Chávez bloqueia negócios com a Colômbia em protesto contra a instalação de bases dos Estados Unidos

06.08.2009 - 09:22 Por Isabel Gorjão Santos
Hugo Chávez anunciou várias medidas económicas para protestar contra a instalação de sete bases norte-americanas na Colômbia e advertiu o Presidente norte-americano Barack Obama de que a presença militar dos Estados Unidos “pode causar uma guerra na América do Sul".
O Presidente colombiano Álvaro Uribe defende que os militares norte-americanos irão dar apoio no combate ao narcotráfico, mas o acordo militar está a deteriorar as relações entre Caracas e Bogotá.
Não é apenas o Presidente da Venezuela quem discorda da instalação de bases militares na vizinha Colômbia – o boliviano Evo Morales já disse que o combate às Forças Armadas Revolucionárias da Colômbia (FARC) são “o melhor argumento” para justificar operações militares na região, enquanto o líder histórico cubano Fidel Castro considerou ser “um grave erro considerar que a Venezuela é a única ameaçada” pelo acordo militar entre a Colômbia e os Estados Unidos.
O Peru anunciou que apoia o acordo militar entre os EUA e a Colômbia, enquanto o Chile e o Paraguai consideraram que essa é uma questão interna colombiana.
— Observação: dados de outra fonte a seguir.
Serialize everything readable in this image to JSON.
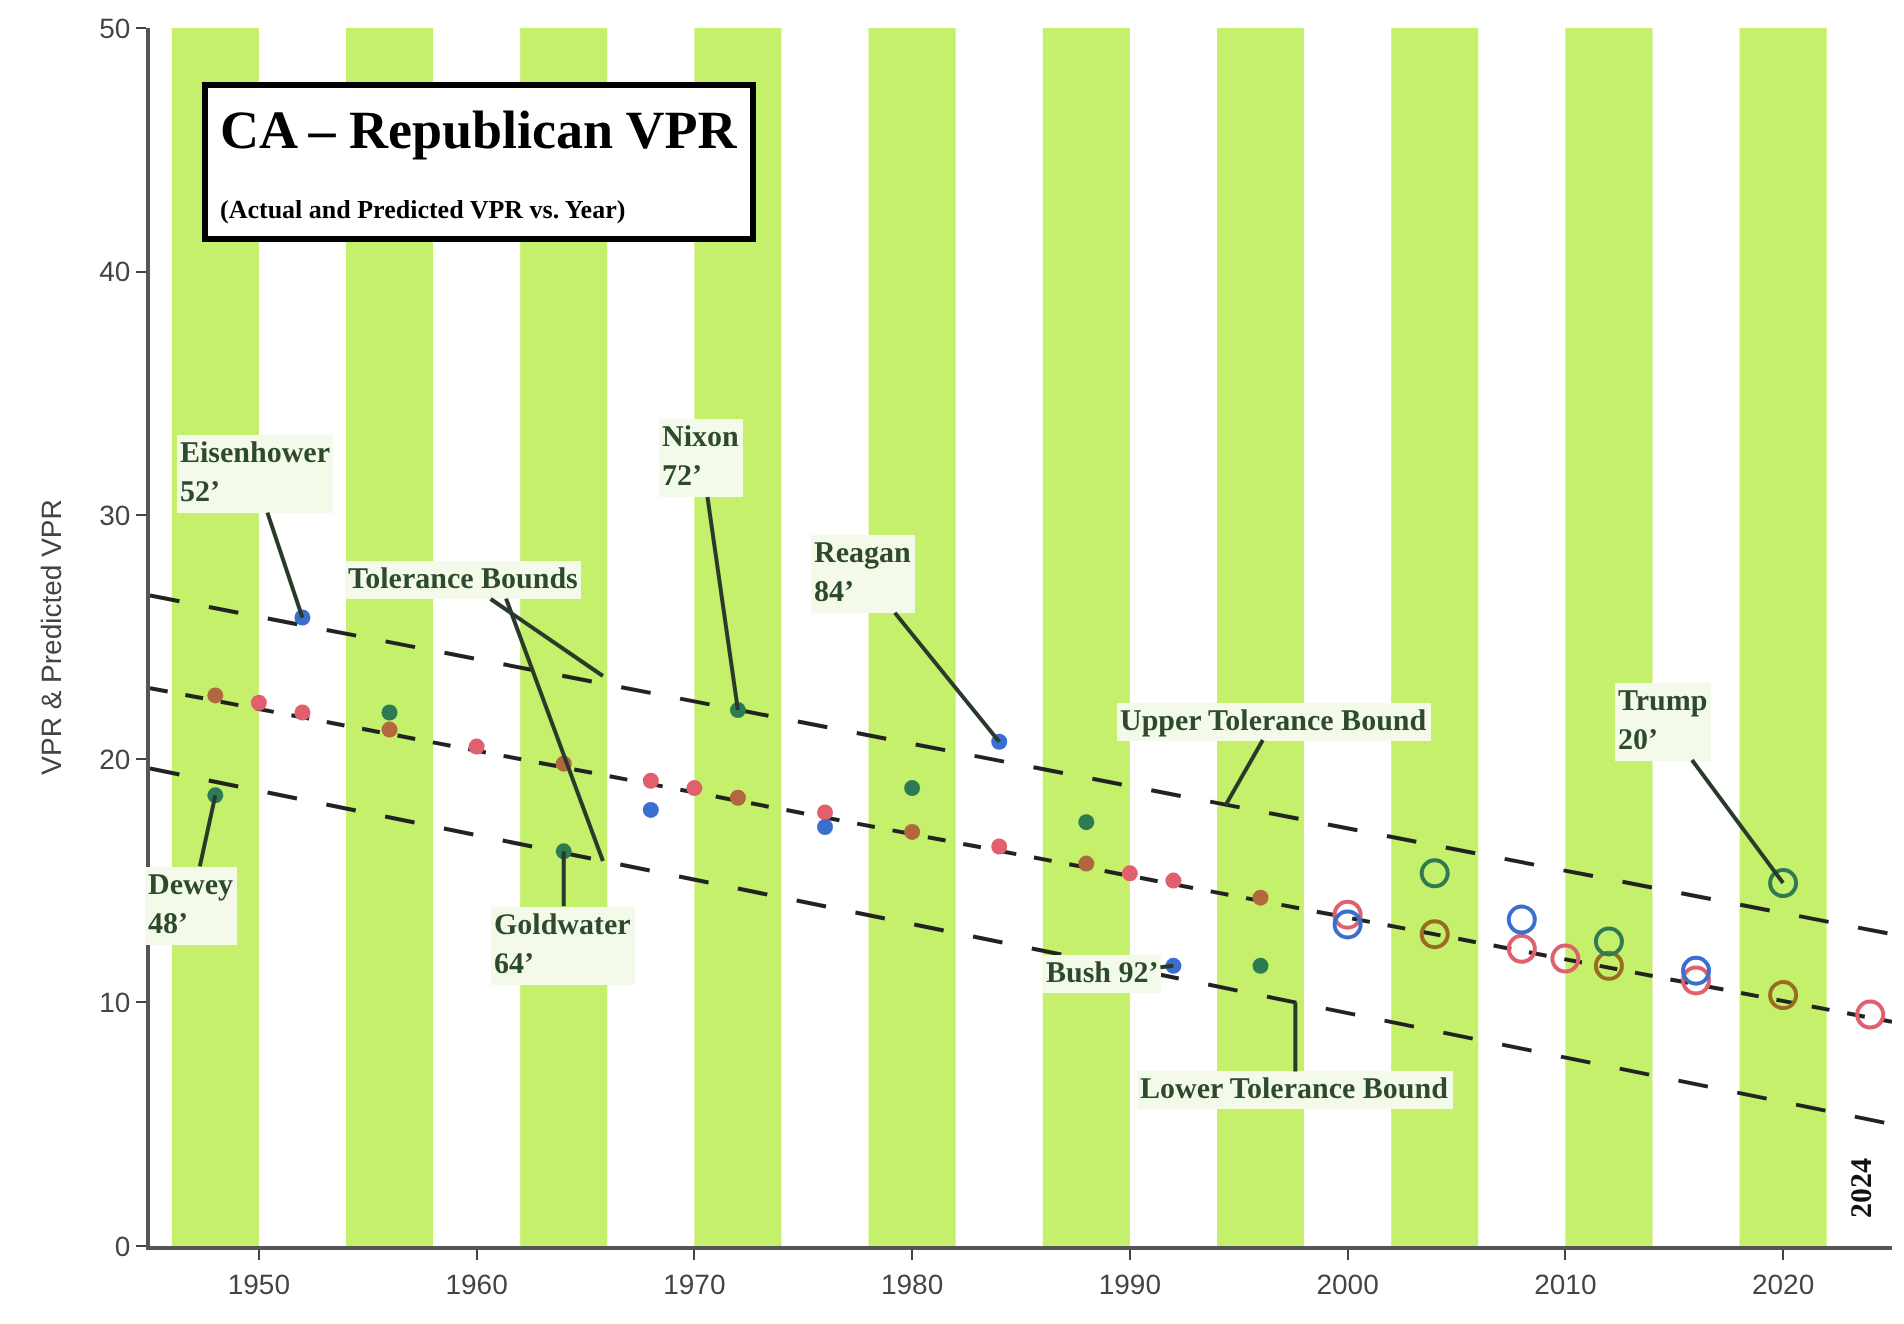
{
  "chart_data": {
    "type": "scatter",
    "title": "CA – Republican VPR",
    "subtitle": "(Actual and Predicted VPR vs. Year)",
    "ylabel": "VPR & Predicted VPR",
    "xlim": [
      1945,
      2025
    ],
    "xticks": [
      1950,
      1960,
      1970,
      1980,
      1990,
      2000,
      2010,
      2020
    ],
    "ylim": [
      0,
      50
    ],
    "yticks": [
      0,
      10,
      20,
      30,
      40,
      50
    ],
    "grid": false,
    "bands": [
      {
        "axis": "x",
        "from": 1946,
        "to": 1950,
        "color": "#c4f06c"
      },
      {
        "axis": "x",
        "from": 1954,
        "to": 1958,
        "color": "#c4f06c"
      },
      {
        "axis": "x",
        "from": 1962,
        "to": 1966,
        "color": "#c4f06c"
      },
      {
        "axis": "x",
        "from": 1970,
        "to": 1974,
        "color": "#c4f06c"
      },
      {
        "axis": "x",
        "from": 1978,
        "to": 1982,
        "color": "#c4f06c"
      },
      {
        "axis": "x",
        "from": 1986,
        "to": 1990,
        "color": "#c4f06c"
      },
      {
        "axis": "x",
        "from": 1994,
        "to": 1998,
        "color": "#c4f06c"
      },
      {
        "axis": "x",
        "from": 2002,
        "to": 2006,
        "color": "#c4f06c"
      },
      {
        "axis": "x",
        "from": 2010,
        "to": 2014,
        "color": "#c4f06c"
      },
      {
        "axis": "x",
        "from": 2018,
        "to": 2022,
        "color": "#c4f06c"
      }
    ],
    "series": [
      {
        "type": "line",
        "line_style": "dashed",
        "marker": "none",
        "color": "#222222",
        "x": [
          1945,
          2025
        ],
        "values": [
          26.7,
          12.8
        ]
      },
      {
        "type": "line",
        "line_style": "dashed",
        "marker": "none",
        "color": "#222222",
        "x": [
          1945,
          2025
        ],
        "values": [
          19.6,
          5.0
        ]
      },
      {
        "type": "line",
        "line_style": "dotted",
        "marker": "none",
        "color": "#222222",
        "x": [
          1945,
          2025
        ],
        "values": [
          22.9,
          9.2
        ]
      },
      {
        "marker": "circle",
        "x": [
          1948,
          1950,
          1952,
          1956,
          1960,
          1964,
          1968,
          1970,
          1972,
          1976,
          1980,
          1984,
          1988,
          1990,
          1992,
          1996
        ],
        "values": [
          22.6,
          22.3,
          21.9,
          21.2,
          20.5,
          19.8,
          19.1,
          18.8,
          18.4,
          17.8,
          17.0,
          16.4,
          15.7,
          15.3,
          15.0,
          14.3
        ],
        "colors": [
          "#b0683c",
          "#e0606e",
          "#e0606e",
          "#b0683c",
          "#e0606e",
          "#b0683c",
          "#e0606e",
          "#e0606e",
          "#b0683c",
          "#e0606e",
          "#b0683c",
          "#e0606e",
          "#b0683c",
          "#e0606e",
          "#e0606e",
          "#b0683c"
        ]
      },
      {
        "marker": "circle-open",
        "x": [
          2000,
          2004,
          2008,
          2010,
          2012,
          2016,
          2020,
          2024
        ],
        "values": [
          13.6,
          12.8,
          12.2,
          11.8,
          11.5,
          10.9,
          10.3,
          9.5
        ],
        "colors": [
          "#e0606e",
          "#9a6a20",
          "#e0606e",
          "#e0606e",
          "#9a6a20",
          "#e0606e",
          "#9a6a20",
          "#e0606e"
        ]
      },
      {
        "marker": "circle",
        "x": [
          1948,
          1952,
          1956,
          1964,
          1968,
          1972,
          1976,
          1980,
          1984,
          1988,
          1992,
          1996
        ],
        "values": [
          18.5,
          25.8,
          21.9,
          16.2,
          17.9,
          22.0,
          17.2,
          18.8,
          20.7,
          17.4,
          11.5,
          11.5
        ],
        "colors": [
          "#2e7a52",
          "#3a6fd0",
          "#2e7a52",
          "#2e7a52",
          "#3a6fd0",
          "#2e7a52",
          "#3a6fd0",
          "#2e7a52",
          "#3a6fd0",
          "#2e7a52",
          "#3a6fd0",
          "#2e7a52"
        ]
      },
      {
        "marker": "circle-open",
        "x": [
          2000,
          2004,
          2008,
          2012,
          2016,
          2020
        ],
        "values": [
          13.2,
          15.3,
          13.4,
          12.5,
          11.3,
          14.9
        ],
        "colors": [
          "#3a6fd0",
          "#2e7a52",
          "#3a6fd0",
          "#2e7a52",
          "#3a6fd0",
          "#2e7a52"
        ]
      }
    ],
    "annotations": [
      {
        "text": "Eisenhower\n52’",
        "x": 1952,
        "y": 25.8
      },
      {
        "text": "Dewey\n48’",
        "x": 1948,
        "y": 18.5
      },
      {
        "text": "Tolerance Bounds",
        "x": 1965.8,
        "y": 23.4
      },
      {
        "text": "Nixon\n72’",
        "x": 1972,
        "y": 22.0
      },
      {
        "text": "Goldwater\n64’",
        "x": 1964,
        "y": 16.2
      },
      {
        "text": "Reagan\n84’",
        "x": 1984,
        "y": 20.7
      },
      {
        "text": "Upper Tolerance Bound",
        "x": 1994.4,
        "y": 18.1
      },
      {
        "text": "Bush 92’",
        "x": 1992,
        "y": 11.5
      },
      {
        "text": "Lower Tolerance Bound",
        "x": 1997.6,
        "y": 10.0
      },
      {
        "text": "Trump\n20’",
        "x": 2020,
        "y": 14.9
      },
      "2024"
    ]
  }
}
Mas são de Hugo Chávez as críticas e as medidas mais duras.
Primeiro anunciou medidas económicas contra a Colômbia: impediu a importação de 10 mil carros colombianos e bloqueou a exploração petrolífera na região venezuelana de Orinoco por parte da empresa colombiana Ecopetrol.
Depois partiu para outras ameaças. “Estas bases militares podem ser o começo de uma guerra na América do Sul.” E acrescentou: “Estamos a falar dos yankees, a nação mais agressora da história da humanidade”, disse numa conferência de imprensa no Palácio de Miraflores, em Caracas.
Num recado a Washington, Chávez adiantou que “em vez de enviar mais soldados, mais armas e mais dinheiro para a Colômbia para que haja mais guerra e morte, os EUA deveriam fazer ver à Colômbia que poderia pôr-se à frente de um processo de paz” no conflito com as FARC, referiu o jornal espanhol "El País".
Acordos com a Rússia
Como resposta ao acordo militar entre os EUA e a Côlombia, Chávez disse ainda que está prestes e estabelecer, no próximo mês, “um acordo importante de fornecimento de armamento” com a Rússia. “Será um conjunto de acordos, não só de armas, para aumentar a nossa capacidade operacional, os nossos sistemas defensivos e a nossa defesa antiaérea.”
As relações entre a Venezuela e a Colômbia tornaram-se particularmente tensas no mês passado, depois de a Colômbia ter acusado a Venezuela de vender às FARC armas de fabrico sueco que foram encontradas em acampamentos dos guerrilheiros. Chávez mandou então regressar o embaixador em Bogotá, Gustavo Márquez, e substituiu importações da Colômbia por outras da Argentina e do Brasil, para além de qualificar como “irresponsáveis” as acusações do Governo colombiano.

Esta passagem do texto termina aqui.